It’s unclear whether the Red Sox ever seriously considered Adam LaRoche to be a Plan B, but his contract with the Nationals makes completing a deal with Mike Napoli that much more important for Boston.
LaRoche agreed to a two-year contract with Washington on Tuesday, further slimming down an already slim first-base market. The Sox were wise to steer clear of going after the 33-year-old, but the LaRoche deal isn’t without some repercussions.
LaRoche’s new, two-year pact reportedly is worth $24 million in guaranteed money, which seems reasonable for a player coming off a season in which he hit 33 home runs, finished sixth in MVP voting, won a Silver Slugger award and earned Gold Glove honors. However, because the Nationals made LaRoche a qualifying offer earlier in the offseason (which he rejected), other teams would have had to surrender a draft pick to the Nats as compensation if they elected to sign the first baseman.
That draft pick requirement is what seems to have been a turn-off for most, including the Red Sox, who would have parted ways with a second-round pick had they signed LaRoche. Signing LaRoche also would have cost Boston — or any other team, for that matter — the money assigned to the pick in its draft pool, further complicating matters.
Sure, LaRoche is a fine player, and one who deserves to cash in on his breakout season during a walk year. But when you couple the compensation factor with the financial commitment required to obtain his services, it was just too much of a gamble for teams outside the nation’s capital.
That’s why Napoli — who reportedly agreed to a three-year, $39 million contract with the Red Sox earlier this offseason before a preexisting hip issue raised a red flag during his physical — has always been the better option. The Red Sox have stressed the importance of getting back to focusing on player development, so giving up a second-round pick — by virtue of having one of the 10 worst records in baseball last season — was hardly an ideal situation for what could ultimately be a boom-or-bust, short-term fix. At least with Napoli, no draft compensation is required, as the Rangers elected to not make him a qualifying offer.

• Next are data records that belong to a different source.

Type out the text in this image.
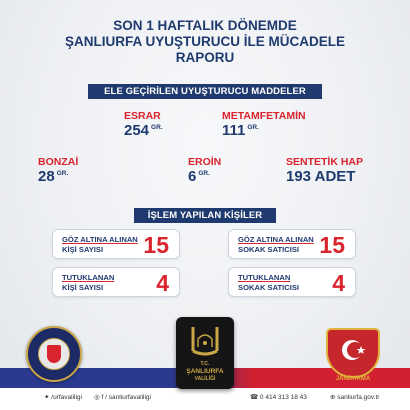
SON 1 HAFTALIK DÖNEMDE
ŞANLIURFA UYUŞTURUCU İLE MÜCADELE
RAPORU
ELE GEÇİRİLEN UYUŞTURUCU MADDELER
ESRAR
254 $^{GR.}$
METAMFETAMİN
111 $^{GR.}$
BONZAİ
28 $^{GR.}$
EROİN
6 $^{GR.}$
SENTETİK HAP
193 ADET
İŞLEM YAPILAN KİŞİLER
GÖZ ALTINA ALINAN
KİŞİ SAYISI	15	GÖZ ALTINA ALINAN
SOKAK SATICISI 15
TUTUKLANAN
KİŞİ SAYISI	4	TUTUKLANAN
SOKAK SATICISI 4
T.C.
ŞANLIURFA
VALİLİĞİ	JANDARMA
✦ /urfavaliligi ◎ f / sanliurfavaliligi	☎ 0 414 313 18 43	⊕ sanliurfa.gov.tr
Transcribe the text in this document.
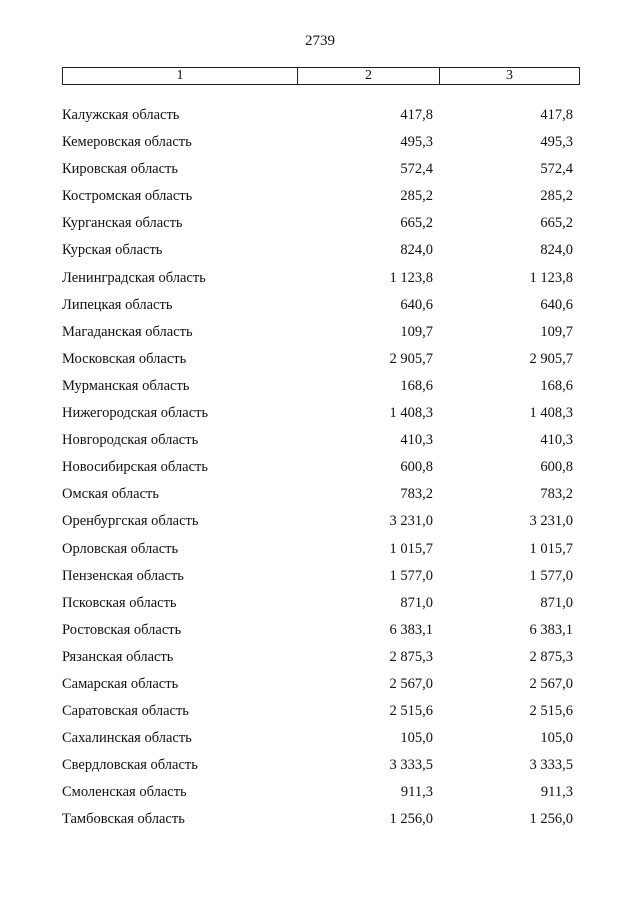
2739
1	2	3
Калужская область	417,8	417,8
Кемеровская область	495,3	495,3
Кировская область	572,4	572,4
Костромская область	285,2	285,2
Курганская область	665,2	665,2
Курская область	824,0	824,0
Ленинградская область	1 123,8	1 123,8
Липецкая область	640,6	640,6
Магаданская область	109,7	109,7
Московская область	2 905,7	2 905,7
Мурманская область	168,6	168,6
Нижегородская область	1 408,3	1 408,3
Новгородская область	410,3	410,3
Новосибирская область	600,8	600,8
Омская область	783,2	783,2
Оренбургская область	3 231,0	3 231,0
Орловская область	1 015,7	1 015,7
Пензенская область	1 577,0	1 577,0
Псковская область	871,0	871,0
Ростовская область	6 383,1	6 383,1
Рязанская область	2 875,3	2 875,3
Самарская область	2 567,0	2 567,0
Саратовская область	2 515,6	2 515,6
Сахалинская область	105,0	105,0
Свердловская область	3 333,5	3 333,5
Смоленская область	911,3	911,3
Тамбовская область	1 256,0	1 256,0
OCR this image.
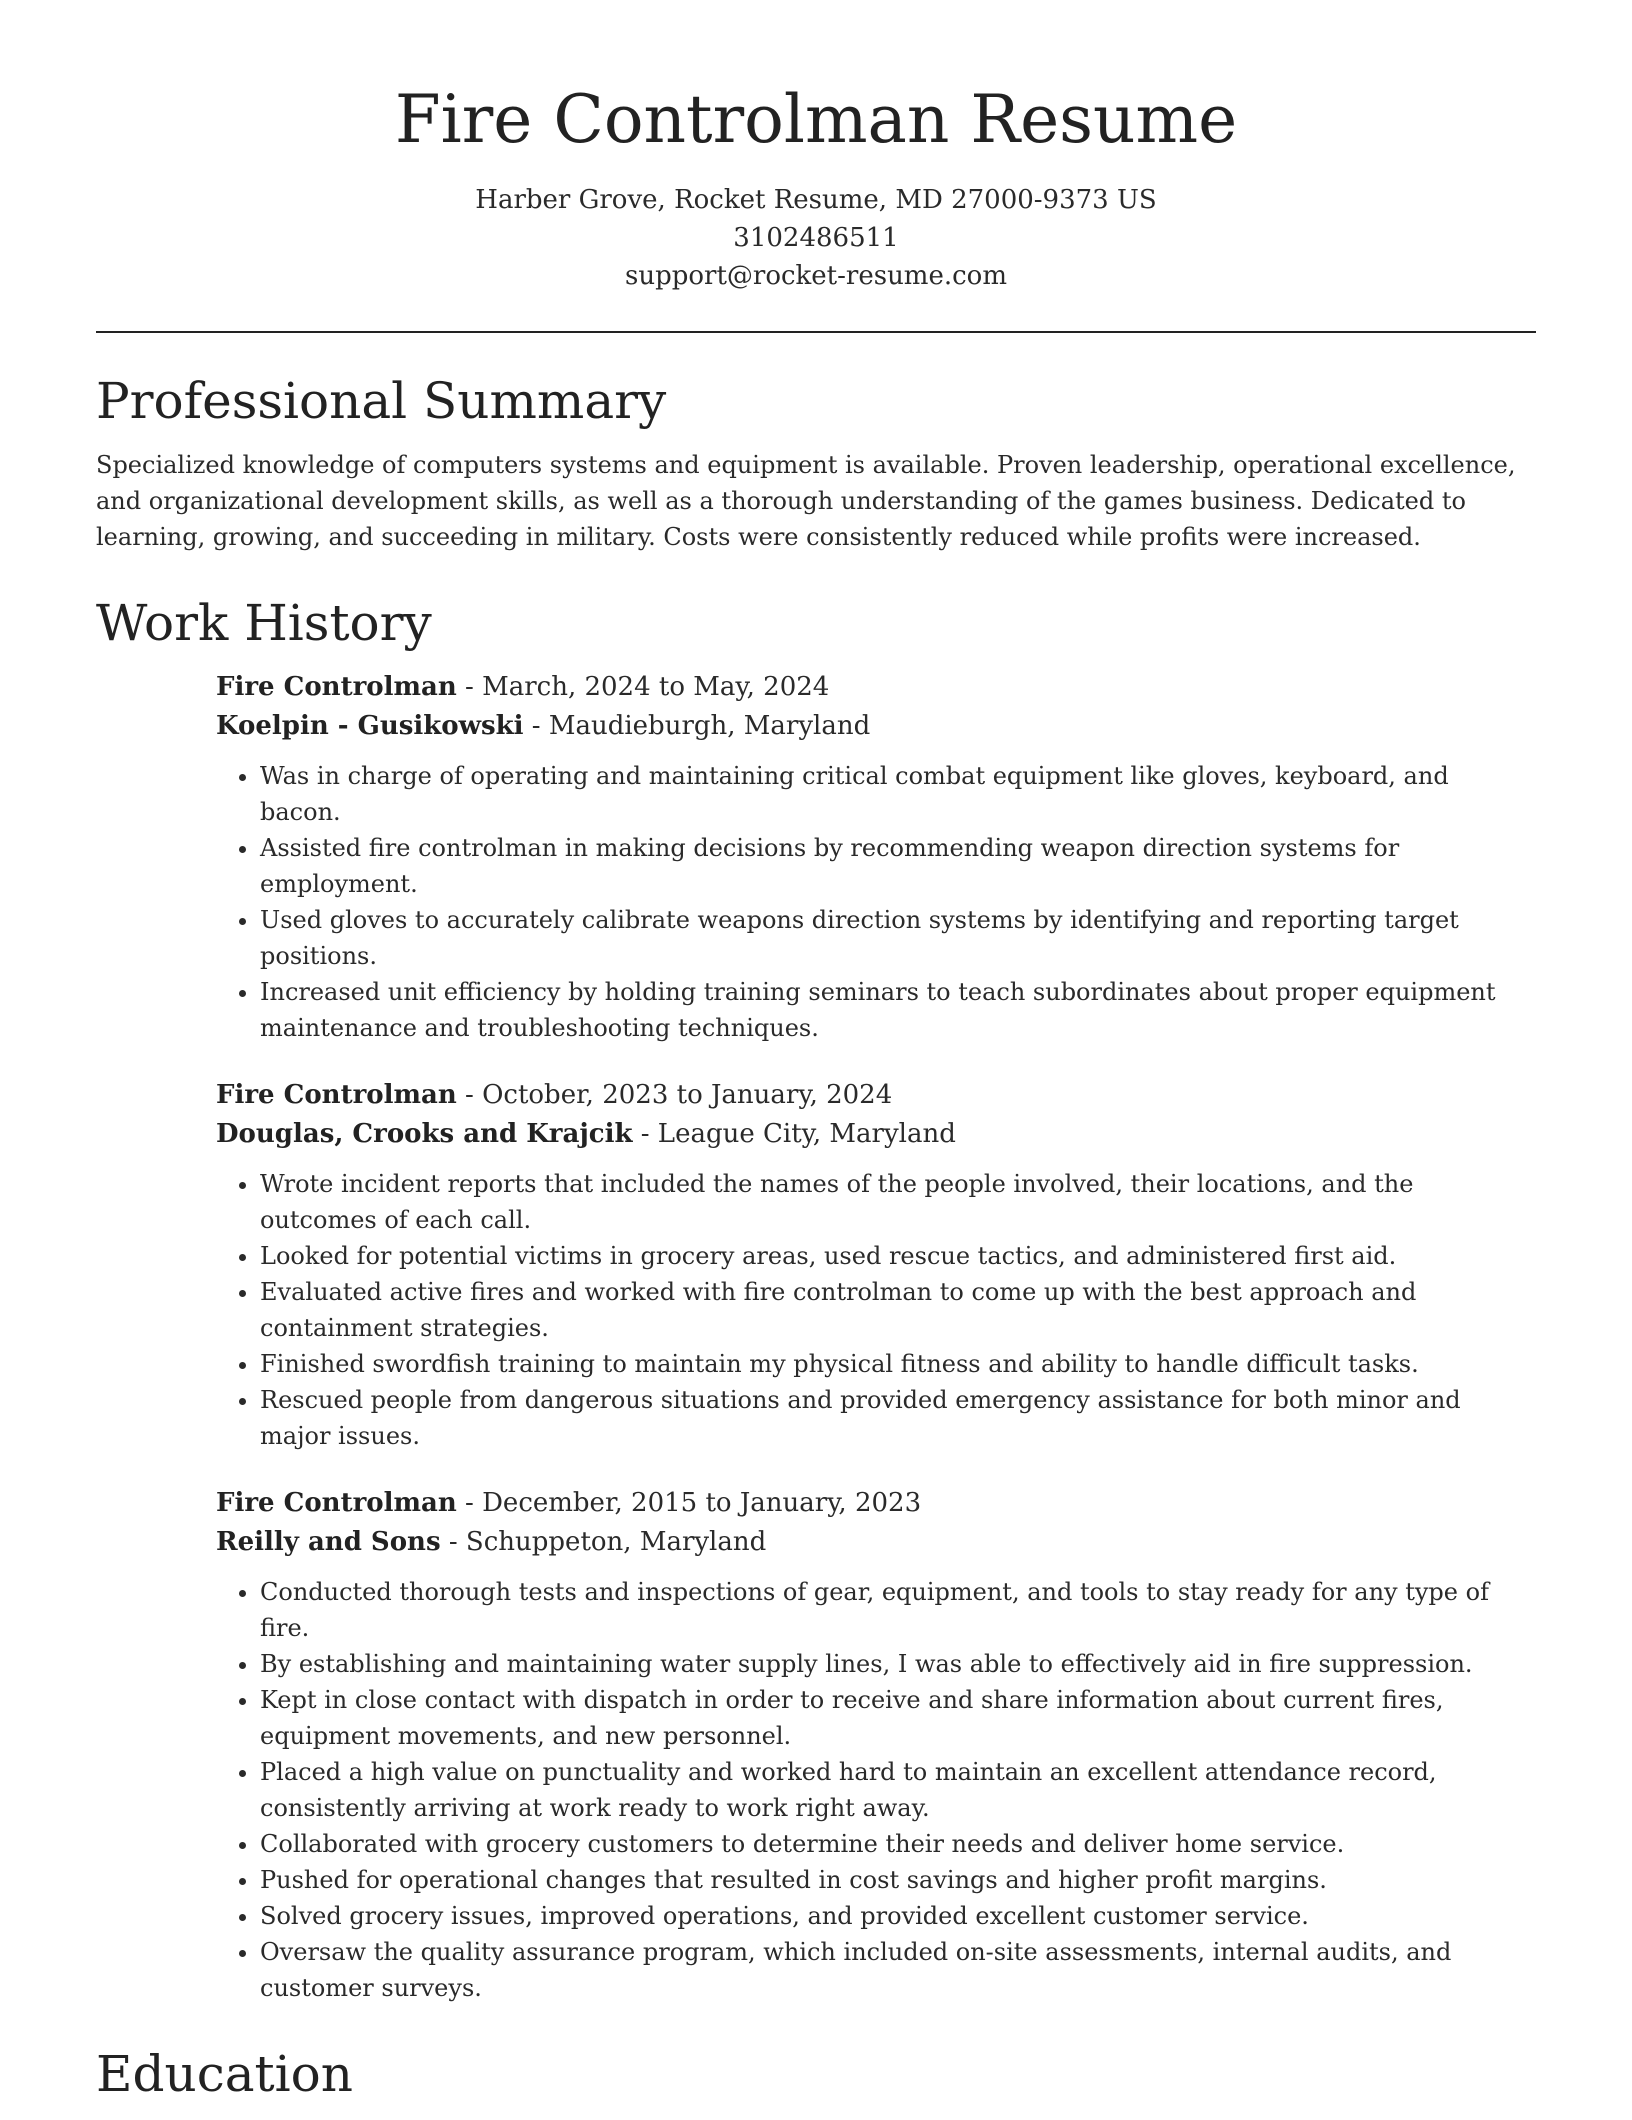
Fire Controlman Resume
Harber Grove, Rocket Resume, MD 27000-9373 US
3102486511
support@rocket-resume.com
Professional Summary

Specialized knowledge of computers systems and equipment is available. Proven leadership, operational excellence, and organizational development skills, as well as a thorough understanding of the games business. Dedicated to learning, growing, and succeeding in military. Costs were consistently reduced while profits were increased.

Work History
Fire Controlman - March, 2024 to May, 2024
Koelpin - Gusikowski - Maudieburgh, Maryland
• Was in charge of operating and maintaining critical combat equipment like gloves, keyboard, and bacon.
• Assisted fire controlman in making decisions by recommending weapon direction systems for employment.
• Used gloves to accurately calibrate weapons direction systems by identifying and reporting target positions.
• Increased unit efficiency by holding training seminars to teach subordinates about proper equipment maintenance and troubleshooting techniques.
Fire Controlman - October, 2023 to January, 2024
Douglas, Crooks and Krajcik - League City, Maryland
• Wrote incident reports that included the names of the people involved, their locations, and the outcomes of each call.
• Looked for potential victims in grocery areas, used rescue tactics, and administered first aid.
• Evaluated active fires and worked with fire controlman to come up with the best approach and containment strategies.
• Finished swordfish training to maintain my physical fitness and ability to handle difficult tasks.
• Rescued people from dangerous situations and provided emergency assistance for both minor and major issues.
Fire Controlman - December, 2015 to January, 2023
Reilly and Sons - Schuppeton, Maryland
• Conducted thorough tests and inspections of gear, equipment, and tools to stay ready for any type of fire.
• By establishing and maintaining water supply lines, I was able to effectively aid in fire suppression.
• Kept in close contact with dispatch in order to receive and share information about current fires, equipment movements, and new personnel.
• Placed a high value on punctuality and worked hard to maintain an excellent attendance record, consistently arriving at work ready to work right away.
• Collaborated with grocery customers to determine their needs and deliver home service.
• Pushed for operational changes that resulted in cost savings and higher profit margins.
• Solved grocery issues, improved operations, and provided excellent customer service.
• Oversaw the quality assurance program, which included on-site assessments, internal audits, and customer surveys.
Education
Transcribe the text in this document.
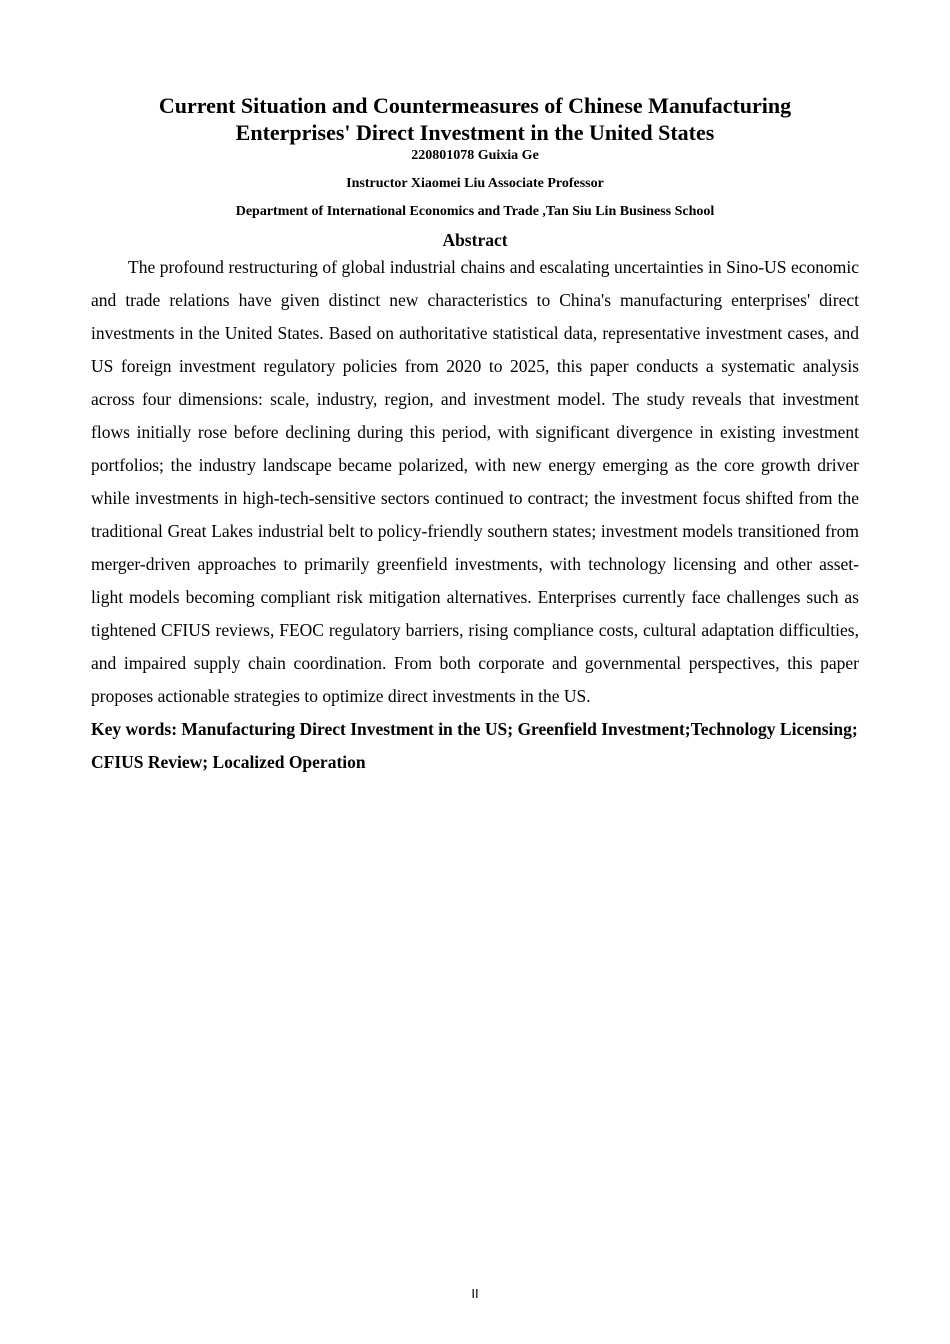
Current Situation and Countermeasures of Chinese Manufacturing
Enterprises' Direct Investment in the United States

220801078 Guixia Ge

Instructor Xiaomei Liu Associate Professor

Department of International Economics and Trade ,Tan Siu Lin Business School

Abstract

The profound restructuring of global industrial chains and escalating uncertainties in Sino-US economic and trade relations have given distinct new characteristics to China's manufacturing enterprises' direct investments in the United States. Based on authoritative statistical data, representative investment cases, and US foreign investment regulatory policies from 2020 to 2025, this paper conducts a systematic analysis across four dimensions: scale, industry, region, and investment model. The study reveals that investment flows initially rose before declining during this period, with significant divergence in existing investment portfolios; the industry landscape became polarized, with new energy emerging as the core growth driver while investments in high-tech-sensitive sectors continued to contract; the investment focus shifted from the traditional Great Lakes industrial belt to policy-friendly southern states; investment models transitioned from merger-driven approaches to primarily greenfield investments, with technology licensing and other asset-light models becoming compliant risk mitigation alternatives. Enterprises currently face challenges such as tightened CFIUS reviews, FEOC regulatory barriers, rising compliance costs, cultural adaptation difficulties, and impaired supply chain coordination. From both corporate and governmental perspectives, this paper proposes actionable strategies to optimize direct investments in the US.

Key words: Manufacturing Direct Investment in the US; Greenfield Investment;Technology Licensing; CFIUS Review; Localized Operation

II
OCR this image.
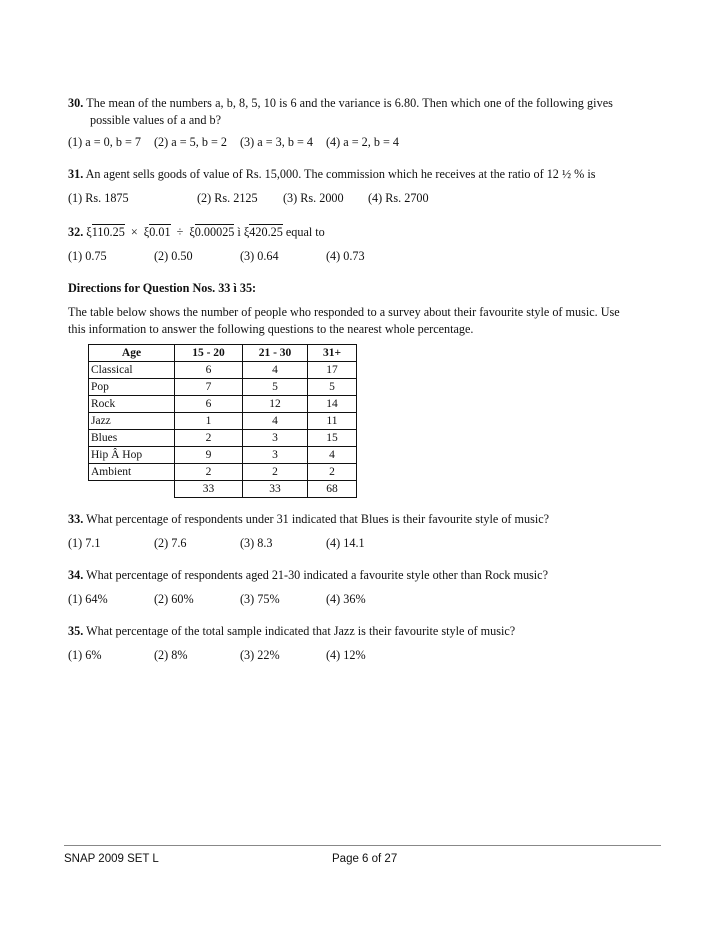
30. The mean of the numbers a, b, 8, 5, 10 is 6 and the variance is 6.80. Then which one of the following gives
possible values of a and b?
(1) a = 0, b = 7 (2) a = 5, b = 2 (3) a = 3, b = 4 (4) a = 2, b = 4
31. An agent sells goods of value of Rs. 15,000. The commission which he receives at the ratio of 12 ½ % is
(1) Rs. 1875	(2) Rs. 2125 (3) Rs. 2000 (4) Rs. 2700
32. ξ110.25 × ξ0.01 ÷ ξ0.00025 ì ξ420.25 equal to
(1) 0.75	(2) 0.50	(3) 0.64	(4) 0.73
Directions for Question Nos. 33 ì 35:
The table below shows the number of people who responded to a survey about their favourite style of music. Use
this information to answer the following questions to the nearest whole percentage.
Age	15 - 20	21 - 30	31+
Classical	6	4	17
Pop	7	5	5
Rock	6	12	14
Jazz	1	4	11
Blues	2	3	15
Hip Â Hop	9	3	4
Ambient	2	2	2
	33	33	68
33. What percentage of respondents under 31 indicated that Blues is their favourite style of music?
(1) 7.1	(2) 7.6	(3) 8.3	(4) 14.1
34. What percentage of respondents aged 21-30 indicated a favourite style other than Rock music?
(1) 64%	(2) 60%	(3) 75%	(4) 36%
35. What percentage of the total sample indicated that Jazz is their favourite style of music?
(1) 6%	(2) 8%	(3) 22%	(4) 12%
SNAP 2009 SET L	Page 6 of 27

All has been pretty quiet on the Napoli front since reports regarding the contract holdup surfaced. Red Sox general manager Ben Cherington has been mum on the topic, and the overriding presumption is that the Sox are still focused on landing Napoli, even if they’d now like to do so under new terms. But while The Boston Globe’s Peter Abraham reported on Monday that the Sox are “hopeful” a deal will get done with Napoli, LaRoche’s signing makes life a little bit trickier for the Boston front office.
Abraham reports that it’s believed Napoli hasn’t spoken to other teams since initially coming to terms on a deal with the Red Sox. Still, with LaRoche off the board, it wouldn’t be shocking if other teams at least picked up the phone to check in on Napoli’s status. That might not play much of a role in what ends up happening in this situation, but the simple fact is that the Red Sox lost a bit of leverage in their quest to sign Napoli under more team-friendly terms.
As mentioned, it’s unclear if the Red Sox were ever serious players for LaRoche, but there were at least reports floating around that Boston had contacted the first baseman. While this is pure speculation, it’s reasonable to think that the Red Sox may have been making a concerted effort to apply some heat on Napoli’s camp during the negotiating process. And if that’s the case, they no longer have such a luxury with LaRoche returning to Washington.
Now, there really isn’t a comparable first baseman that the Red Sox can turn to while also trying to land Napoli. Lance Berkman signed with the Rangers, and the list of available names is limited to the Carlos Lees, Aubrey Huffs and Casey Kotchmans of the world — hardly an exciting group.
At the end of the day, Napoli could end up being the Red Sox’ starting first baseman on Opening Day. It appears the Sox have wanted that all along, and it makes too much sense. But with LaRoche returning to Washington, and the crop of available first basemen looking less and less appetizing by the day, it has become even more essential for Cherington to make the Napoli wish a reality.